Precisamos urgentemente perceber quão importante são os relacionamentos iniciais estabelecidos no seio familiar e no que eles podem desenvolver para a formação inicial e a colaboração desse jovem na sociedade no que diz respeito a responsabilidades, afeto, compromissos, ética e moral.
Se faz necessário entender que essa violência social não tem apenas uma origem é um fenômeno muito mais complexo.
“Essa violência é amplamente publicitada e tornada banal em cinema, televisão e outras mídias. A aceitação da violência, ao ponto dela ser erotizada e cultuada por certos grupos, aumenta os riscos de desagregação da trama social que caracteriza o atual período de transição da história da civilização ocidental”. (Wilheim, Jorge, 2002, P.64)
Estabelecer um diálogo aberto e afetivo pode resgatar a confiança e promover um convívio de harmonia.
“Se tomarmos essa metáfora na compreensão do comportamento agressivo das crianças, podemos sinalizar a importância do o educador perceber nessa forma de lidar com a realidade um primeiro esforço para compreendê-la. Se quisermos modificar esse comportamento, é importante tentar reconhecer os motivos pelos quais a criança se comportou daquele modo e, a partir desses indicadores, promover mudanças que alterem sua relação com esses indicadores”. (Da Luz, Iza Rodrigues, 2008, p. 202)
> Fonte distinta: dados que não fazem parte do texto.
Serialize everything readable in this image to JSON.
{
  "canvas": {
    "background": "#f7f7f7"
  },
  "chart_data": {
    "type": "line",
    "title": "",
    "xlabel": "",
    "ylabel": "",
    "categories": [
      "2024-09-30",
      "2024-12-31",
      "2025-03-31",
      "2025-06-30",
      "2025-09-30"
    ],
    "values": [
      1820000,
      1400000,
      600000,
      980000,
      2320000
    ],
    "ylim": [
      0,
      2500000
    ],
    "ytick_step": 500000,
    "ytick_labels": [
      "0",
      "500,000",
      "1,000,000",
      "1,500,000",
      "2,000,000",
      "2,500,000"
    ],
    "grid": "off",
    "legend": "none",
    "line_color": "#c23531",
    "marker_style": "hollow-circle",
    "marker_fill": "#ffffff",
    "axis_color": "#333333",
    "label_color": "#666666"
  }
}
Temos perdido crianças para o tráfico, para as ruas, as drogas, abandonadas a própria sorte, para a prostituição, pedofilia, em fim para todas essas formas cruéis de violência tentando achar a quem culpar por essa tragédia social e nos esquecendo de desempenhar o nosso papel, temos negligenciando atos hediondos e aceitado com naturalidade a banalização da vida e dos direitos humanos. Precisamos sair dessa inércia e buscar soluções eficazes que sejam capazes de resgatar nessas crianças novamente a confiança no ser humano e dar a elas a chance de construírem seu futuro.
A escola precisa acabar com essa educação compulsória e assistencialista e ter de fato uma proposta pedagógica de inclusão social com direitos iguais capacitando principalmente para o diálogo, para a reflexão, para a realidade, cheia de significados para quem espera dela a superação das desigualdades. Uma proposta que estimule a conscientização dos direitos e promova o respeito mútuo e a tolerância.